For an arbitrary function $\,T\,$ at the linear triangle we have: $$T - T_1 = A.(x - x_1) + B.(y - y_1)$$ with: $$A = [ (y_3 - y_1).(T_2 - T_1) - (y_2 - y_1).(T_3 - T_1) ] / \Delta \\ B = [ (x_2 - x_1).(T_3 - T_1) - (x_3 - x_1).(T_2 - T_1) ] / \Delta$$ and: $$\Delta = (x_2 - x_1).(y_3 - y_1) - (x_3 - x_1).(y_2 - y_1)$$ Translated to your case for velocity components $\,(u,v)$ : $$\begin{cases} u - u_1 = a_1.(x - x_1) + b_1.(y - y_1) \\ v - v_1 = a_2.(x - x_1) + b_2.(y - y_1) \end{cases}$$ with: $$\begin{cases} a_1 = [ (y_3 - y_1).(u_2 - u_1) - (y_2 - y_1).(u_3 - u_1) ] / \Delta \\ b_1 = [ (x_2 - x_1).(u_3 - u_1) - (x_3 - x_1).(u_2 - u_1) ] / \Delta \end{cases} \\ \begin{cases} a_2 = [ (y_3 - y_1).(v_2 - v_1) - (y_2 - y_1).(v_3 - v_1) ] / \Delta \\ b_2 = [ (x_2 - x_1).(v_3 - v_1) - (x_3 - x_1).(v_2 - v_1) ] / \Delta \end{cases}$$ Thus, according to your correct analysis: $$\mathrm{div}(v|_T) \times \Delta=(a_1+b_2)\times \Delta = 0 \quad \Longrightarrow$$ $$[ (y_3 - y_1).(u_2 - u_1) - (y_2 - y_1).(u_3 - u_1) ] +\\ [ (x_2 - x_1).(v_3 - v_1) - (x_3 - x_1).(v_2 - v_1) ] = 0$$ $$[ (x_3 - x_2).v_1 - (y_3 - y_2).u_1] +\\ [(x_1 - x_3).v_2 - (y_1 - y_3).u_2] +\\ [(x_2 - x_1).v_3 - (y_2 - y_1).u_3] = 0$$ $$(\vec{r}_3-\vec{r}_2) \times \vec{w}_1 + (\vec{r}_1-\vec{r}_3) \times \vec{w}_2 + (\vec{r}_2-\vec{r}_1) \times \vec{w}_3 = 0$$ Where $\vec{r}=(x,y)\,$ and $\vec{w}=(u,v)$ . Cross products of edges with velocities are recognized.

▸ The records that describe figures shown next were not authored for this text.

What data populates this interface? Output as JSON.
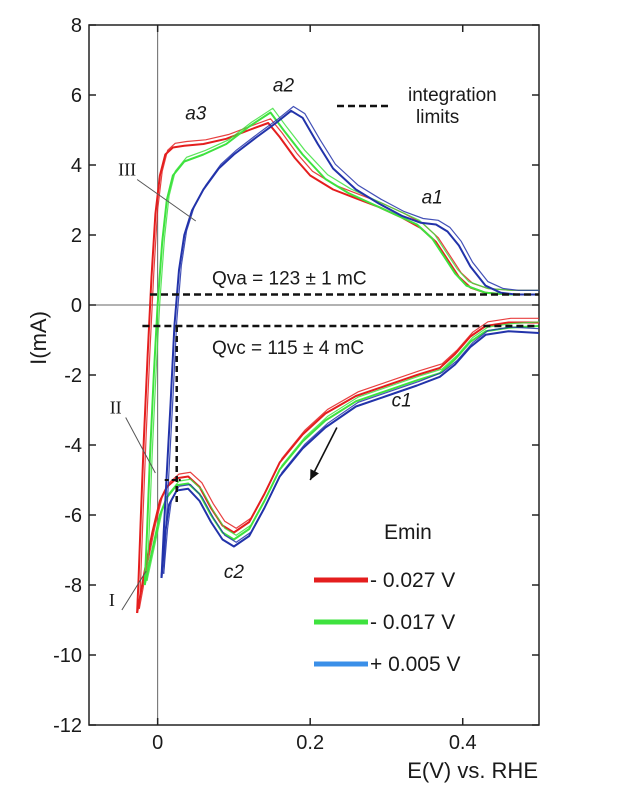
{
  "chart_data": {
    "type": "line",
    "title": "",
    "xlabel": "E(V) vs. RHE",
    "ylabel": "I(mA)",
    "xlim": [
      -0.09,
      0.5
    ],
    "ylim": [
      -12,
      8
    ],
    "xticks": [
      0,
      0.2,
      0.4
    ],
    "xtick_labels": [
      "0",
      "0.2",
      "0.4"
    ],
    "yticks": [
      -12,
      -10,
      -8,
      -6,
      -4,
      -2,
      0,
      2,
      4,
      6,
      8
    ],
    "ytick_labels": [
      "-12",
      "-10",
      "-8",
      "-6",
      "-4",
      "-2",
      "0",
      "2",
      "4",
      "6",
      "8"
    ],
    "grid": false,
    "legend": {
      "title": "Emin",
      "placement": "bottom-right",
      "entries": [
        {
          "label": "- 0.027 V",
          "color": "#e41e1e"
        },
        {
          "label": "- 0.017 V",
          "color": "#3ee23e"
        },
        {
          "label": "+ 0.005 V",
          "color": "#3a8fe8"
        }
      ]
    },
    "integration_legend": "integration limits",
    "integration_legend_lines": [
      "integration",
      "limits"
    ],
    "integration_limits": [
      {
        "label": "Qva = 123 ± 1 mC",
        "y": 0.3,
        "x_start": -0.01,
        "x_end": 0.5
      },
      {
        "label": "Qvc = 115 ± 4 mC",
        "y": -0.6,
        "x_start": -0.02,
        "x_end": 0.5
      }
    ],
    "integration_vertical": {
      "x": 0.025,
      "y_start": -0.6,
      "y_end": -5.7
    },
    "peak_labels": [
      {
        "label": "a3",
        "x": 0.05,
        "y": 5.3
      },
      {
        "label": "a2",
        "x": 0.165,
        "y": 6.1
      },
      {
        "label": "a1",
        "x": 0.36,
        "y": 2.9
      },
      {
        "label": "c1",
        "x": 0.32,
        "y": -2.9
      },
      {
        "label": "c2",
        "x": 0.1,
        "y": -7.8
      }
    ],
    "region_labels": [
      {
        "label": "III",
        "x": -0.04,
        "y": 3.7,
        "point_x": 0.05,
        "point_y": 2.4
      },
      {
        "label": "II",
        "x": -0.055,
        "y": -3.1,
        "point_x": -0.003,
        "point_y": -4.8
      },
      {
        "label": "I",
        "x": -0.06,
        "y": -8.6,
        "point_x": -0.015,
        "point_y": -7.6
      }
    ],
    "scan_arrow": {
      "from": [
        0.235,
        -3.5
      ],
      "to": [
        0.2,
        -5.0
      ]
    },
    "series": [
      {
        "color": "#e41e1e",
        "anodic": [
          [
            -0.027,
            -8.8
          ],
          [
            -0.025,
            -7.8
          ],
          [
            -0.022,
            -6.0
          ],
          [
            -0.018,
            -3.8
          ],
          [
            -0.013,
            -1.4
          ],
          [
            -0.008,
            0.8
          ],
          [
            -0.003,
            2.6
          ],
          [
            0.003,
            3.7
          ],
          [
            0.01,
            4.3
          ],
          [
            0.02,
            4.5
          ],
          [
            0.035,
            4.55
          ],
          [
            0.06,
            4.6
          ],
          [
            0.09,
            4.75
          ],
          [
            0.12,
            5.0
          ],
          [
            0.145,
            5.2
          ],
          [
            0.16,
            4.8
          ],
          [
            0.18,
            4.2
          ],
          [
            0.2,
            3.7
          ],
          [
            0.23,
            3.3
          ],
          [
            0.26,
            3.05
          ],
          [
            0.29,
            2.8
          ],
          [
            0.32,
            2.5
          ],
          [
            0.345,
            2.2
          ],
          [
            0.365,
            1.8
          ],
          [
            0.38,
            1.3
          ],
          [
            0.395,
            0.8
          ],
          [
            0.41,
            0.5
          ],
          [
            0.43,
            0.35
          ],
          [
            0.46,
            0.3
          ],
          [
            0.5,
            0.3
          ]
        ],
        "cathodic": [
          [
            0.5,
            -0.5
          ],
          [
            0.46,
            -0.5
          ],
          [
            0.43,
            -0.6
          ],
          [
            0.41,
            -0.9
          ],
          [
            0.39,
            -1.4
          ],
          [
            0.37,
            -1.8
          ],
          [
            0.34,
            -2.0
          ],
          [
            0.3,
            -2.3
          ],
          [
            0.26,
            -2.6
          ],
          [
            0.22,
            -3.1
          ],
          [
            0.19,
            -3.7
          ],
          [
            0.16,
            -4.5
          ],
          [
            0.14,
            -5.4
          ],
          [
            0.12,
            -6.2
          ],
          [
            0.1,
            -6.5
          ],
          [
            0.085,
            -6.3
          ],
          [
            0.07,
            -5.8
          ],
          [
            0.055,
            -5.2
          ],
          [
            0.04,
            -4.9
          ],
          [
            0.025,
            -4.95
          ],
          [
            0.012,
            -5.2
          ],
          [
            0.003,
            -5.6
          ],
          [
            -0.007,
            -6.5
          ],
          [
            -0.017,
            -7.6
          ],
          [
            -0.027,
            -8.8
          ]
        ]
      },
      {
        "color": "#3ee23e",
        "anodic": [
          [
            -0.017,
            -8.0
          ],
          [
            -0.014,
            -6.5
          ],
          [
            -0.01,
            -4.3
          ],
          [
            -0.005,
            -2.0
          ],
          [
            0.0,
            0.0
          ],
          [
            0.006,
            1.8
          ],
          [
            0.012,
            3.0
          ],
          [
            0.02,
            3.7
          ],
          [
            0.035,
            4.1
          ],
          [
            0.06,
            4.3
          ],
          [
            0.09,
            4.6
          ],
          [
            0.12,
            5.1
          ],
          [
            0.148,
            5.5
          ],
          [
            0.165,
            5.0
          ],
          [
            0.19,
            4.3
          ],
          [
            0.22,
            3.6
          ],
          [
            0.25,
            3.2
          ],
          [
            0.28,
            2.9
          ],
          [
            0.31,
            2.6
          ],
          [
            0.34,
            2.3
          ],
          [
            0.36,
            1.9
          ],
          [
            0.375,
            1.4
          ],
          [
            0.39,
            0.9
          ],
          [
            0.405,
            0.55
          ],
          [
            0.43,
            0.35
          ],
          [
            0.46,
            0.3
          ],
          [
            0.5,
            0.3
          ]
        ],
        "cathodic": [
          [
            0.5,
            -0.6
          ],
          [
            0.46,
            -0.65
          ],
          [
            0.43,
            -0.75
          ],
          [
            0.41,
            -1.05
          ],
          [
            0.39,
            -1.55
          ],
          [
            0.37,
            -1.95
          ],
          [
            0.34,
            -2.15
          ],
          [
            0.3,
            -2.45
          ],
          [
            0.26,
            -2.75
          ],
          [
            0.22,
            -3.3
          ],
          [
            0.19,
            -3.9
          ],
          [
            0.16,
            -4.7
          ],
          [
            0.14,
            -5.6
          ],
          [
            0.12,
            -6.4
          ],
          [
            0.1,
            -6.7
          ],
          [
            0.085,
            -6.5
          ],
          [
            0.07,
            -6.0
          ],
          [
            0.055,
            -5.4
          ],
          [
            0.04,
            -5.1
          ],
          [
            0.025,
            -5.15
          ],
          [
            0.012,
            -5.5
          ],
          [
            0.003,
            -6.0
          ],
          [
            -0.007,
            -7.0
          ],
          [
            -0.017,
            -8.0
          ]
        ]
      },
      {
        "color": "#2233aa",
        "anodic": [
          [
            0.005,
            -7.8
          ],
          [
            0.008,
            -6.5
          ],
          [
            0.012,
            -4.8
          ],
          [
            0.017,
            -2.8
          ],
          [
            0.022,
            -0.6
          ],
          [
            0.028,
            1.0
          ],
          [
            0.035,
            2.0
          ],
          [
            0.045,
            2.7
          ],
          [
            0.06,
            3.3
          ],
          [
            0.08,
            3.9
          ],
          [
            0.1,
            4.3
          ],
          [
            0.13,
            4.8
          ],
          [
            0.155,
            5.2
          ],
          [
            0.175,
            5.55
          ],
          [
            0.19,
            5.35
          ],
          [
            0.21,
            4.6
          ],
          [
            0.23,
            3.9
          ],
          [
            0.26,
            3.3
          ],
          [
            0.29,
            2.9
          ],
          [
            0.32,
            2.55
          ],
          [
            0.345,
            2.35
          ],
          [
            0.365,
            2.3
          ],
          [
            0.38,
            2.1
          ],
          [
            0.395,
            1.7
          ],
          [
            0.41,
            1.1
          ],
          [
            0.43,
            0.55
          ],
          [
            0.45,
            0.35
          ],
          [
            0.47,
            0.3
          ],
          [
            0.5,
            0.3
          ]
        ],
        "cathodic": [
          [
            0.5,
            -0.8
          ],
          [
            0.46,
            -0.75
          ],
          [
            0.43,
            -0.85
          ],
          [
            0.41,
            -1.2
          ],
          [
            0.39,
            -1.7
          ],
          [
            0.37,
            -2.05
          ],
          [
            0.34,
            -2.3
          ],
          [
            0.3,
            -2.6
          ],
          [
            0.26,
            -2.9
          ],
          [
            0.22,
            -3.5
          ],
          [
            0.19,
            -4.1
          ],
          [
            0.16,
            -4.9
          ],
          [
            0.14,
            -5.8
          ],
          [
            0.12,
            -6.6
          ],
          [
            0.1,
            -6.9
          ],
          [
            0.085,
            -6.7
          ],
          [
            0.07,
            -6.2
          ],
          [
            0.055,
            -5.6
          ],
          [
            0.04,
            -5.25
          ],
          [
            0.025,
            -5.3
          ],
          [
            0.015,
            -5.7
          ],
          [
            0.01,
            -6.5
          ],
          [
            0.005,
            -7.8
          ]
        ]
      }
    ]
  }
}
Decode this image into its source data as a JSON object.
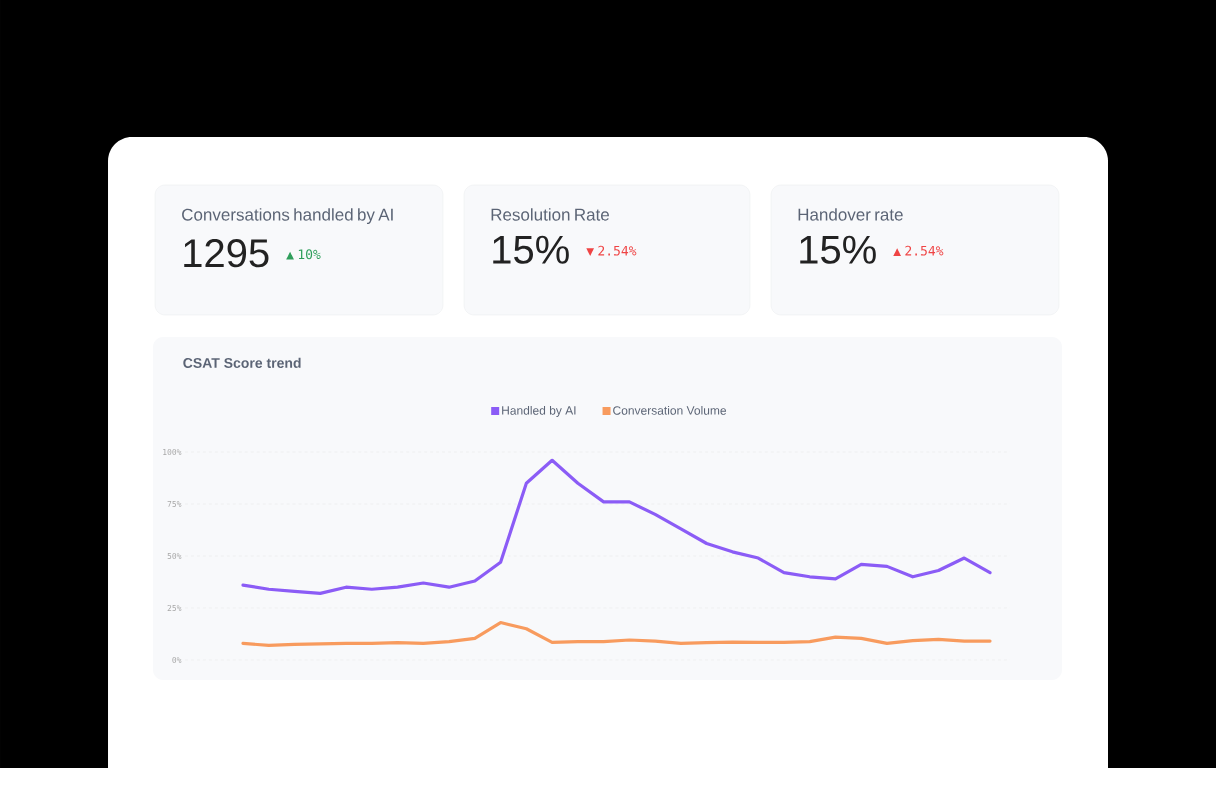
{
  "chart_data": [
    {
      "type": "other",
      "title": "Conversations handled by AI",
      "annotations": [
        "1295",
        "▲ 10%"
      ],
      "color": "#2f9e5b"
    },
    {
      "type": "other",
      "title": "Resolution Rate",
      "annotations": [
        "15%",
        "▼ 2.54%"
      ],
      "color": "#ef4444"
    },
    {
      "type": "other",
      "title": "Handover rate",
      "annotations": [
        "15%",
        "▲ 2.54%"
      ],
      "color": "#ef4444"
    },
    {
      "type": "line",
      "title": "CSAT Score trend",
      "categories": [
        null,
        null,
        null,
        null,
        null,
        null,
        null,
        null,
        null,
        null,
        null,
        null,
        null,
        null,
        null,
        null,
        null,
        null,
        null,
        null,
        null,
        null,
        null,
        null,
        null,
        null,
        null,
        null,
        null,
        null
      ],
      "series": [
        {
          "name": "Handled by AI",
          "color": "#8b5cf6",
          "values": [
            36,
            34,
            33,
            32,
            35,
            34,
            35,
            37,
            35,
            38,
            47,
            85,
            96,
            85,
            76,
            76,
            70,
            63,
            56,
            52,
            49,
            42,
            40,
            39,
            46,
            45,
            40,
            43,
            49,
            42
          ]
        },
        {
          "name": "Conversation Volume",
          "color": "#f89b5e",
          "values": [
            8,
            7,
            7.5,
            7.7,
            8,
            8,
            8.3,
            8,
            8.8,
            10.4,
            18,
            15,
            8.5,
            8.8,
            8.8,
            9.6,
            9.1,
            8,
            8.3,
            8.6,
            8.5,
            8.5,
            8.8,
            11,
            10.4,
            8,
            9.3,
            9.9,
            9.1,
            9.1
          ]
        }
      ],
      "ylim": [
        0,
        100
      ],
      "yticks": [
        {
          "value": 0,
          "label": "0%"
        },
        {
          "value": 25,
          "label": "25%"
        },
        {
          "value": 50,
          "label": "50%"
        },
        {
          "value": 75,
          "label": "75%"
        },
        {
          "value": 100,
          "label": "100%"
        }
      ],
      "grid": "y",
      "legend": "top",
      "marker": "none",
      "line_style": "solid"
    }
  ]
}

In the original (fat) triangle the velocities (${\bf\color{red}{\mbox{red}}}$) are opposite to the edges of their cross product. But there exists a (thin) triangle which is similar to the original. In the latter triangle the velocities are in the middle of the edges, which makes the cross products equal to fluxes. And because of the similarity, the discretized equations (with scaling factor $2$) remain exactly the same. For this reason, there is no doubt that the scheme as proposed in the question by the OP is essentially correct.